Port Phillip Council and the Fitzroy Street Business Association have funded Renew Australia to fill the strip’s empty storefronts with rent-free pop-up shops. The idea is to encourage a daytime trade by bringing in a mix of retailers.
The organisation, which is responsible for reviving Newcastle following the 2008 financial crisis and has similar projects in Geelong and Wollongong, organises 30-day rolling licence agreements with landlords, who can keep up for-lease or for-sale signs.
Project manager Dan Dealy-Hewitt said it was hoped many of licensees would become permanent ventures, bringing life back to the strip in the meantime.
“We'll be incubating projects from artists, studios, galleries, designers to entrepreneurs … or small businesses that want to trial in a space where they don't want to be tied down by long term commercial leases,” he said.
Six properties, between Jackson and Acland streets, have signed up to the project so far and Mr Dealy-Hewitt is reviewing applications to fill them.
Retail expert Martin Ginnane, who put Fitzroy Street’s vacancy rate at 21 per cent, but up to 40 per cent at the beach end, said rather than "artsy starts-up", the strip needed quality daytime attractions to lure in well-heeled residents from West St Kilda and those who move into Tim Gerner’s luxury Saint Moritz apartments around the corner.
“It needs to change with the demographic.

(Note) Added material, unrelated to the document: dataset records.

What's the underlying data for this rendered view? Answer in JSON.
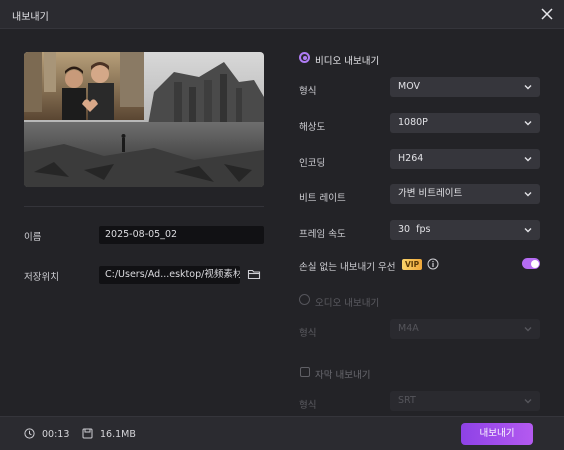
{
  "window": {
    "title": "내보내기"
  },
  "left": {
    "name_label": "이름",
    "name_value": "2025-08-05_02",
    "location_label": "저장위치",
    "location_value": "C:/Users/Ad...esktop/视频素材"
  },
  "video_export": {
    "title": "비디오 내보내기",
    "rows": [
      {
        "label": "형식",
        "value": "MOV"
      },
      {
        "label": "해상도",
        "value": "1080P"
      },
      {
        "label": "인코딩",
        "value": "H264"
      },
      {
        "label": "비트 레이트",
        "value": "가변 비트레이트"
      },
      {
        "label": "프레임 속도",
        "value": "30  fps"
      }
    ],
    "lossless_label": "손실 없는 내보내기 우선",
    "vip_badge": "VIP"
  },
  "audio_export": {
    "title": "오디오 내보내기",
    "format_label": "형식",
    "format_value": "M4A"
  },
  "subtitle_export": {
    "title": "자막 내보내기",
    "format_label": "형식",
    "format_value": "SRT"
  },
  "footer": {
    "duration": "00:13",
    "size": "16.1MB",
    "export_button": "내보내기"
  },
  "colors": {
    "accent": "#b07cf5",
    "export_button": "#9b4fe9",
    "vip": "#f4c04f",
    "background": "#232327"
  },
  "toggles": {
    "lossless_first": true
  }
}
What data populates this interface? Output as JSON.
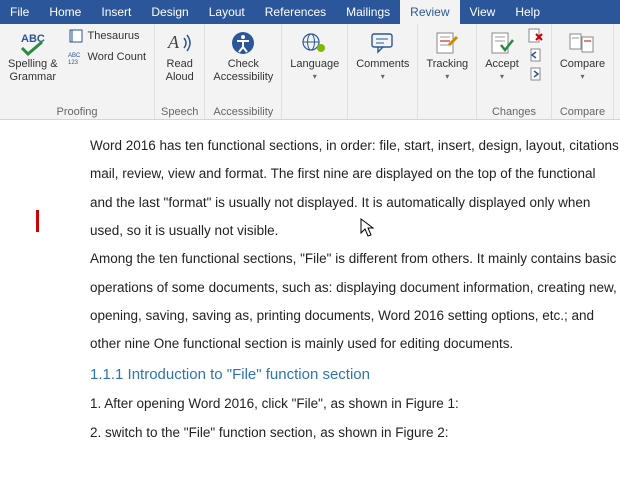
{
  "tabs": {
    "file": "File",
    "home": "Home",
    "insert": "Insert",
    "design": "Design",
    "layout": "Layout",
    "references": "References",
    "mailings": "Mailings",
    "review": "Review",
    "view": "View",
    "help": "Help",
    "active": "review"
  },
  "ribbon": {
    "proofing": {
      "group": "Proofing",
      "spelling": "Spelling &\nGrammar",
      "thesaurus": "Thesaurus",
      "wordcount": "Word Count"
    },
    "speech": {
      "group": "Speech",
      "read_aloud": "Read\nAloud"
    },
    "accessibility": {
      "group": "Accessibility",
      "check": "Check\nAccessibility"
    },
    "language": {
      "group": "",
      "language": "Language"
    },
    "comments": {
      "group": "",
      "comments": "Comments"
    },
    "tracking": {
      "group": "",
      "tracking": "Tracking"
    },
    "changes": {
      "group": "Changes",
      "accept": "Accept"
    },
    "compare": {
      "group": "Compare",
      "compare": "Compare"
    }
  },
  "document": {
    "p1": "Word 2016 has ten functional sections, in order: file, start, insert, design, layout, citations,",
    "p2": "mail, review, view and format. The first nine are displayed on the top of the functional",
    "p3": "and the last \"format\" is usually not displayed. It is automatically displayed only when",
    "p4": "used, so it is usually not visible.",
    "p5": "Among the ten functional sections, \"File\" is different from others. It mainly contains basic",
    "p6": "operations of some documents, such as: displaying document information, creating new,",
    "p7": "opening, saving, saving as, printing documents, Word 2016 setting options, etc.; and",
    "p8": "other nine One functional section is mainly used for editing documents.",
    "h1": "1.1.1 Introduction to \"File\" function section",
    "p9": "1. After opening Word 2016, click \"File\", as shown in Figure 1:",
    "p10": "2. switch to the \"File\" function section, as shown in Figure 2:"
  }
}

Otherwise they're going to drive out of their apartments … and have nothing to do with the communities they live in,” he said.
“They need fewer pizza joints, they need fewer coffee shops. They need a delicatessen, they need a florist, they need somewhere you can really buy good bread.”
There is widespread hope the opening of the state government’s $30 million Victorian Pride Centre on the corner of Jackson Street early next year will help bring back a sense of community to Fitzroy Street.
“It’s the problem child, historically, but it's on the cusp of a whole heap of things coming together,” Mr Foley said. “It's got one big chance. It's in our collective hands.”